Le Nicaragua a demandé à intervenir dans l’affaire Afrique du Sud/Israël. Il a également adressé un mémorandum au Canada, à l’Allemagne, aux Pays-Bas et au Royaume-Uni, leur réclamant de cesser leur soutien à l’occupation israélienne de la Palestine et la fourniture d’armes.

Les États-Unis accentuent aussi leur pression sur Israël et manifestent des inquiétudes grandissantes quant aux répercussions des opérations militaires israéliennes à Rafah sur les civils. Le 31 janvier, un tribunal fédéral américain a « imploré » le président Joe Biden et son administration d’ « examiner les résultats de leur soutien indéfectible au siège militaire contre les Palestiniens de Gaza », citant la « possibilité que les actions d’Israël puissent constituer un génocide » selon la décision de la CIJ.
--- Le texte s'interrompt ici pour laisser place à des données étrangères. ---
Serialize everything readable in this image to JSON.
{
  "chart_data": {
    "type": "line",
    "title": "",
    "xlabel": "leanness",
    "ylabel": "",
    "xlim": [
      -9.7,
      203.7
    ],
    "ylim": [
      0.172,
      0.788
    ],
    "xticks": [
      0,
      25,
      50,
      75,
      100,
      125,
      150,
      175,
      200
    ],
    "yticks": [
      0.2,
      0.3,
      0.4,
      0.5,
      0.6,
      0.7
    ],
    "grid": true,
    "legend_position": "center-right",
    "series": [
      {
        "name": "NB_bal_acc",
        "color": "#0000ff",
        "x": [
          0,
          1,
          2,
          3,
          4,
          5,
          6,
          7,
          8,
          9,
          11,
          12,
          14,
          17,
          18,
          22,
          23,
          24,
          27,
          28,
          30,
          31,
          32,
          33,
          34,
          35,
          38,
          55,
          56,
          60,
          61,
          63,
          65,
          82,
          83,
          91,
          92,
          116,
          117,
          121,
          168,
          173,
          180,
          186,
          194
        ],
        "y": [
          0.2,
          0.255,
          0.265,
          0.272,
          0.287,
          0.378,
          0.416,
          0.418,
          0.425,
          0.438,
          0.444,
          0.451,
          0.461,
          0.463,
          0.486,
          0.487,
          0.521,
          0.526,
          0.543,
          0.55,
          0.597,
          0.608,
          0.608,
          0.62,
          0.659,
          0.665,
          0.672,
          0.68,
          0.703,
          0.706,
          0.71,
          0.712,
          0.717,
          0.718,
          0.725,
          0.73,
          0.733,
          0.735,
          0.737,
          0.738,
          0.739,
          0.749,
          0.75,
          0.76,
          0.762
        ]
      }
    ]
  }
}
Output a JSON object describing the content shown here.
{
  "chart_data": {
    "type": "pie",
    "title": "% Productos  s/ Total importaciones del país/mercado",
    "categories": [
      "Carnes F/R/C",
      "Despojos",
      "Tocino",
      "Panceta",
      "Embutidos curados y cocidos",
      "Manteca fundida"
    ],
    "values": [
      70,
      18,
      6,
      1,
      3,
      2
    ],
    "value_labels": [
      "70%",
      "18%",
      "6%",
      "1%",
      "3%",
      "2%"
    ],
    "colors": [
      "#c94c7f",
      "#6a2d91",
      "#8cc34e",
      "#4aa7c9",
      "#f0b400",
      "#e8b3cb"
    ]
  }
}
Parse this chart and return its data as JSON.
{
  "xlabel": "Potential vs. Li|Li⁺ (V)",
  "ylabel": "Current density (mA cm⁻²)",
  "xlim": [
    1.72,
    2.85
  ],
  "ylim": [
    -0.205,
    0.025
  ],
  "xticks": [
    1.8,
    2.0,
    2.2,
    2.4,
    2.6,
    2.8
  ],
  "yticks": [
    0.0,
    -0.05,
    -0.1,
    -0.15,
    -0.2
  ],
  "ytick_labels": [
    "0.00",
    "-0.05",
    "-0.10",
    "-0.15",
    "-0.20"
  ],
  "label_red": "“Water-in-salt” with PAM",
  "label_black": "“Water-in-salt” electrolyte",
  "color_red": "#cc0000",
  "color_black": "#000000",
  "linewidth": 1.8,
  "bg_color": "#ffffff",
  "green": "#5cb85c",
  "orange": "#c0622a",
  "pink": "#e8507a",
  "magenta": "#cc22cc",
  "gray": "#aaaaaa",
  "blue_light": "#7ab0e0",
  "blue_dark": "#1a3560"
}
Dans le même temps, la Cour pénale internationale (CPI) enquête sur les crimes internationaux commis en Palestine, avec le concours de la Commission internationale indépendante d’enquête, chargée de recueillir et de préserver les preuves des crimes de guerre commis depuis le 7 octobre 2023. La commission s’est engagée à partager ses informations avec la CIJ.

Les organisations non gouvernementales, les médias et d’autres parties prenantes directement concernées par l’affaire Afrique du Sud contre Israël peuvent également engager des procédures judiciaires devant les tribunaux nationaux et régionaux. L’Afrique du Sud négocie actuellement avec d’autres pays qui souhaitent intervenir dans ce litige. Ils pourraient soumettre leurs propres observations à la CIJ ou se joindre à l’affaire sud-africaine.

Compte tenu du non-respect par Israël des mesures provisoires de la CIJ, d’autres processus complémentaires pourraient le dissuader de poursuivre l’assaut militaire contre Gaza en toute impunité. Ces démarches vont des discussions au sein du Conseil de sécurité des Nations unies aux délibérations de la CIJ sur l’occupation, aux menaces de poursuites devant la CPI, aux initiatives diplomatiques et aux pressions politiques. Il reste toutefois à évaluer leur efficacité.